Yeoh indicated that the Federal Territories Department and DBKL are now developing a comprehensive transformation plan addressing decision-making architecture, internal checks and balances, and overall city authority management. The Cabinet will receive periodic progress updates on implementation, suggesting this remains a monitored priority rather than a shelved issue. For Malaysian observers, this measured approach reflects recognition that Kuala Lumpur's complexity as a capital city requires cautious institutional engineering that respects its constitutional position while improving day-to-day governance.
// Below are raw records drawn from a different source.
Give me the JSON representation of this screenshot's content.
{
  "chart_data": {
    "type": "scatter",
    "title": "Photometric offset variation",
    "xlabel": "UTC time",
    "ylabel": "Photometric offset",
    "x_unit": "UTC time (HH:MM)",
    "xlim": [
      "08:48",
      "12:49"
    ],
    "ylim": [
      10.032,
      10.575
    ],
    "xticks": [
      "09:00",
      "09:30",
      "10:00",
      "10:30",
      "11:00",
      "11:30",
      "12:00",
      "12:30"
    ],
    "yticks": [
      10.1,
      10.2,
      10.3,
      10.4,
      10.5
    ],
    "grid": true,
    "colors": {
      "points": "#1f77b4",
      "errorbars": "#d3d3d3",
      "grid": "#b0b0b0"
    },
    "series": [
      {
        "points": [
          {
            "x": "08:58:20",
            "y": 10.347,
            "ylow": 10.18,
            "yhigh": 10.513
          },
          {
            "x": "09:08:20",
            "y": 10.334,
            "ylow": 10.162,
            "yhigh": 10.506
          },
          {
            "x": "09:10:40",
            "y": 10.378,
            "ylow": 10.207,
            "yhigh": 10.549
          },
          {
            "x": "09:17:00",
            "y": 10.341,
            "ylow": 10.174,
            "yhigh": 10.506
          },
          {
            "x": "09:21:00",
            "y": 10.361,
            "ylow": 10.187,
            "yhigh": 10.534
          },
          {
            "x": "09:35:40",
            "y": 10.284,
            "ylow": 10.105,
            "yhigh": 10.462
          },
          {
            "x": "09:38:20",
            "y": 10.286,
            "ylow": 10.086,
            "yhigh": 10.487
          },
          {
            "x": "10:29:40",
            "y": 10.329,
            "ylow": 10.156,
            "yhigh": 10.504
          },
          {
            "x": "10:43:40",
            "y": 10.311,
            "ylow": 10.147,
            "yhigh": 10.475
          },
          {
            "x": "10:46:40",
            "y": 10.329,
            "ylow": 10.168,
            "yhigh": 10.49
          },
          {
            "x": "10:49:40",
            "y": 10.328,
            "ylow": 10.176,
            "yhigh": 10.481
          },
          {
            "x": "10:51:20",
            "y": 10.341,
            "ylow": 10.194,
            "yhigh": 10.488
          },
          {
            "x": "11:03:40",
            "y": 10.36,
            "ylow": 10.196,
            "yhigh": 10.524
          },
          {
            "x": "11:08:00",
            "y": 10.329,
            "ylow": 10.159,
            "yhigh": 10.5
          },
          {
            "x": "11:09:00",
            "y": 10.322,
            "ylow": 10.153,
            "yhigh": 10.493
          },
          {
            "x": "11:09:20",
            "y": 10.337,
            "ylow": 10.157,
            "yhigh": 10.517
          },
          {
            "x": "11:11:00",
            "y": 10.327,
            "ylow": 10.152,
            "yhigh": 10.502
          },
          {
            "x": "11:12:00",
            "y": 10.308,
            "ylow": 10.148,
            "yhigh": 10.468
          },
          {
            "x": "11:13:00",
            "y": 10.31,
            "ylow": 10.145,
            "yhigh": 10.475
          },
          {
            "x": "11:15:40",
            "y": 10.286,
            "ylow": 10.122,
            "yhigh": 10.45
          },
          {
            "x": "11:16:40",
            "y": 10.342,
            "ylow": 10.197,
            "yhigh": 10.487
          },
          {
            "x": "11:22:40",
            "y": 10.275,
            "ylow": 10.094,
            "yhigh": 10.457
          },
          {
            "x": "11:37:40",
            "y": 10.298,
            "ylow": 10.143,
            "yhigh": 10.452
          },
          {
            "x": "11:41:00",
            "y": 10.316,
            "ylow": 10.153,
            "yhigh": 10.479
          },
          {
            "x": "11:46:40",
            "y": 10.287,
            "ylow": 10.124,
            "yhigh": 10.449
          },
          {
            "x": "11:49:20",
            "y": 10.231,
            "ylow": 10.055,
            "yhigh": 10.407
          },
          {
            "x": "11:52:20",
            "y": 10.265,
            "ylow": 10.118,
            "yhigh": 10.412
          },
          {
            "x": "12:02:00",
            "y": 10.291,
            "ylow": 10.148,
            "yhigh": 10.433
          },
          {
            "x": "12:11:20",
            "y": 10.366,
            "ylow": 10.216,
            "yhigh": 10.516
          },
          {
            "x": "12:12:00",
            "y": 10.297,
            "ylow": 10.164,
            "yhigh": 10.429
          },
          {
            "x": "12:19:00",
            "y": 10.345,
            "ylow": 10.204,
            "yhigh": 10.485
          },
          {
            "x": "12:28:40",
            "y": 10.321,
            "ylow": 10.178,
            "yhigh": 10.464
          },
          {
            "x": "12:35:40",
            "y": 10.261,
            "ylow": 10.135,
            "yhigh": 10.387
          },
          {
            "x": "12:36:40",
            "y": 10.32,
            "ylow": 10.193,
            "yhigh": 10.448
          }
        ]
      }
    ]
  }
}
The decision carries implications beyond administrative detail. It demonstrates government preference for internal remediation before legislative restructuring, a principle applicable to other federal institutions. For residents and businesses in Kuala Lumpur, the focus on operational transparency and clarified decision-making procedures should translate into more predictable interactions with city authorities. For federal representatives, the pathway for enhanced parliamentary monitoring through formal consultation mechanisms offers expanded oversight without requiring the contentious City Council structure that the study rejected.